Some questions to ponder upon: 

  • The choice & design problem: The UK CMA says publishers now have a choice. But is it really a choice when the non-AI alternative is the less or lack of visibility to the larger public whose search behavior is already changing to AI-based search in chatbots, particularly driven by search engine/chatbot design choices?
  • The protectionist problem: Is “protecting IP” through opt-outs from AI data training is a good and profitable tradeoff for visibility and reach, which is becoming primarily AI-driven?

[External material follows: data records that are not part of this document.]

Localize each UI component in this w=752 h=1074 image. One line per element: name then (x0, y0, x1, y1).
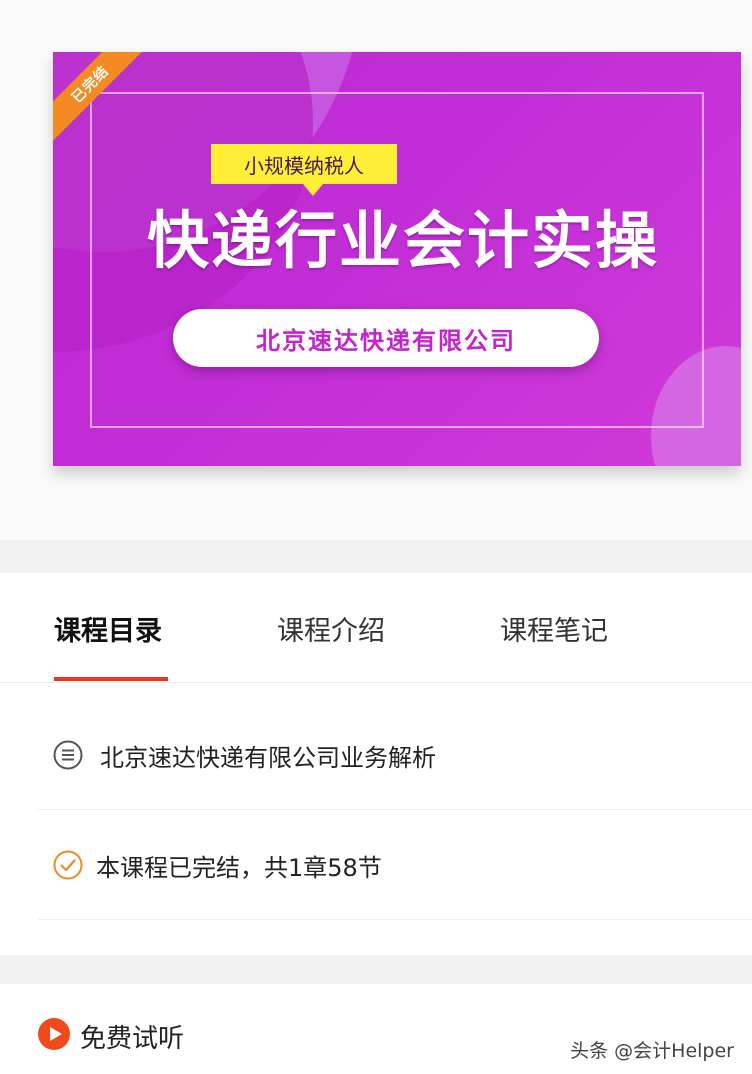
free-listen-section: 免费试听 头条 @会计Helper (0, 984, 752, 1074)
list-item: 本课程已完结，共1章58节 (0, 810, 752, 920)
active-tab-indicator (54, 677, 168, 681)
banner-title: 快递行业会计实操 (146, 204, 659, 277)
free-listen-button[interactable]: 免费试听 (80, 1018, 184, 1055)
check-circle-icon (53, 850, 83, 880)
list-item[interactable]: 北京速达快递有限公司业务解析 (0, 700, 752, 810)
business-analysis-label: 北京速达快递有限公司业务解析 (100, 744, 436, 772)
course-status-label: 本课程已完结，共1章58节 (96, 854, 382, 882)
banner-section: 已完结 小规模纳税人 快递行业会计实操 北京速达快递有限公司 (0, 0, 752, 540)
tab-notes[interactable]: 课程笔记 (500, 609, 608, 648)
section-divider (0, 955, 752, 984)
company-pill: 北京速达快递有限公司 (173, 309, 599, 367)
course-tabs: 课程目录 课程介绍 课程笔记 (0, 573, 752, 683)
course-banner[interactable]: 已完结 小规模纳税人 快递行业会计实操 北京速达快递有限公司 (53, 52, 741, 466)
section-divider (0, 540, 752, 573)
divider (38, 919, 752, 920)
list-icon (53, 740, 83, 770)
play-icon[interactable] (37, 1017, 71, 1051)
watermark: 头条 @会计Helper (570, 1040, 734, 1062)
banner-tag: 小规模纳税人 (211, 144, 397, 196)
tab-catalog[interactable]: 课程目录 (54, 609, 162, 648)
tab-introduction[interactable]: 课程介绍 (277, 609, 385, 648)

  • The AI attribution problem: UK CMA’s directive requires Google to attribute the sources/publishers. Fair enough. But how does this attribution happen at the design level? Is a Wikipedia-like hyperlink after a statement enough? Or, does this attribution require naming the publication (and the journalist/writer) too? Where should these links appear? Would it still be alright if they appeared at the end like footnotes– which can nudge the users not to click-out the platform? How can we design this attribution problem that is profitable to the publisher and not the engagement metrics of the AI platform?
  • The bot monetization problem: Bot traffic has already overtaken human traffic on the internet. Human traffic is monetised through ads and paywalls. Bot traffic reads/scrapes your IP-protected content and serves it elsewhere– either in the same or modified language. So, who is actually profiting from publishers’ journalism or content today? If publishers can’t monetise bot traffic, are they already running a dying business model?
  • The bot optimization problem: How do we design websites that are specifically optimized for bot traffic? SEO largely had a standardised playbook of techniques that could be gamed and exploited for the benefit of publishers– especially the new comers. What is the alternative working standard for the AI agentic bot-led traffic optimization? Does “ranking” even matter in AI agentic-led online search? Should we then create websites specifically for bot traffic without human interface/UI?